Светлый фон

— Давайте подведем итоги. — И Хулия начала загибать пальцы. — Наш противник, вероятно, мужчина или, что менее вероятно, женщина; личность весьма уверенная в себе, с агрессивным и жестоким характером, в котором просматривается что-то вроде садизма древних римлян, наблюдавших за боями гладиаторов. Верно?

— Думаю, да. И он любит опасность. Сразу бросается в глаза, что он отвергает классический подход к игре, согласно которому за тем, кто играет черными, закреплена роль обороняющегося. Кроме того, он обладает хорошо развитой интуицией относительно ходов соперника… Он умеет ставить себя на место другого.

Сесар сложил губы так, словно хотел восхищенно свистнуть, и взглянул на Муньоса с еще большим, чем прежде, уважением.
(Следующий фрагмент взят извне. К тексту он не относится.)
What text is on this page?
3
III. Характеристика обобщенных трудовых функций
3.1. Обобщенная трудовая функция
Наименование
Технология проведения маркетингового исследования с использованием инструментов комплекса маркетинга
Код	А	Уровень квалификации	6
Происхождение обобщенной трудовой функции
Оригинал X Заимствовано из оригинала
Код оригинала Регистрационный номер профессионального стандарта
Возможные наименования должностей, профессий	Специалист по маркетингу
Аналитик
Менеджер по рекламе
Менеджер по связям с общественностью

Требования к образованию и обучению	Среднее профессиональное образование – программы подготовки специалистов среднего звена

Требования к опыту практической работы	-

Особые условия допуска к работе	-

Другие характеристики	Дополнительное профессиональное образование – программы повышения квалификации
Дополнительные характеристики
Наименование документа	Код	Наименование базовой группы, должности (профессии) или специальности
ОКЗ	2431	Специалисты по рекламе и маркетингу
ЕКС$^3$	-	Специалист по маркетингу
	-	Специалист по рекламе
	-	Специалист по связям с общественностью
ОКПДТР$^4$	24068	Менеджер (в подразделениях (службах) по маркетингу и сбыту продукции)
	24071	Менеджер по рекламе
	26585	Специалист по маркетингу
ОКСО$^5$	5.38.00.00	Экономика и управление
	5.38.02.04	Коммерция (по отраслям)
А шахматист снова сидел с отсутствующим видом, точно его мысли опять блуждали где-то далеко-далеко.

— О чем вы думаете? — спросила Хулия. Муньос ответил не сразу.

— Да так, ничего особенного… Зачастую на доске разыгрывается сражение не между двумя шахматными школами, а между двумя философиями… Между двумя мировоззрениями.

— Белое и черное, не так ли? — привычно, как давно заученное наизусть стихотворение, подсказал Сесар. — Добро и зло, рай и ад и все прочие восхитительные антитезы в том же роде.

— Возможно.

Муньос сопроводил свой ответ жестом, которым словно бы признавал свою неспособность проанализировать данный вопрос с научной точки зрения. Хулия взглянула на его высокий, с залысинами, лоб, на запавшие глаза. В них, пробиваясь сквозь усталость, горел тот огонек, что так завораживал ее, и она подумала: через сколько секунд или минут он снова погаснет? Когда у него вот так загорались глаза, она испытывала настоящий интерес к этому человеку, желание заглянуть ему в душу, прорваться сквозь его молчание.

— А вы какой школе принадлежите?

Вопрос, казалось, удивил шахматиста. Он протянул руку к своему бокалу, но, остановившись на полдороге, рука снова неподвижно легла на скатерть. Бокал так и стоял нетронутым там, где его поставил официант, подававший еду.

— Думаю, я не принадлежу ни к какой школе, — тихо ответил Муньос. Временами казалось, что ему невыносимо трудно или стыдно говорить о самом себе. — Наверное, я из тех, для кого шахматы — это что-то вроде лекарства… Иногда я задаю себе вопрос: как справляетесь с жизнью вы, те, кто не играет, как вам удается избавляться от безумия или тоски… Я как-то уже говорил вам: есть люди, которые играют, чтобы выиграть. Такие, как Алехин, как Ласкер, как Каспаров… Как почти все крупные мастера. Таков же, думаю, и наш незримый противник… Другие — такие, как Стейниц или Пшепюрка, — предпочитают демонстрировать верность своих теорий или делать блестящие ходы… — Он остановился, было очевидно, что тут ему волей-неволей придется сказать и о себе.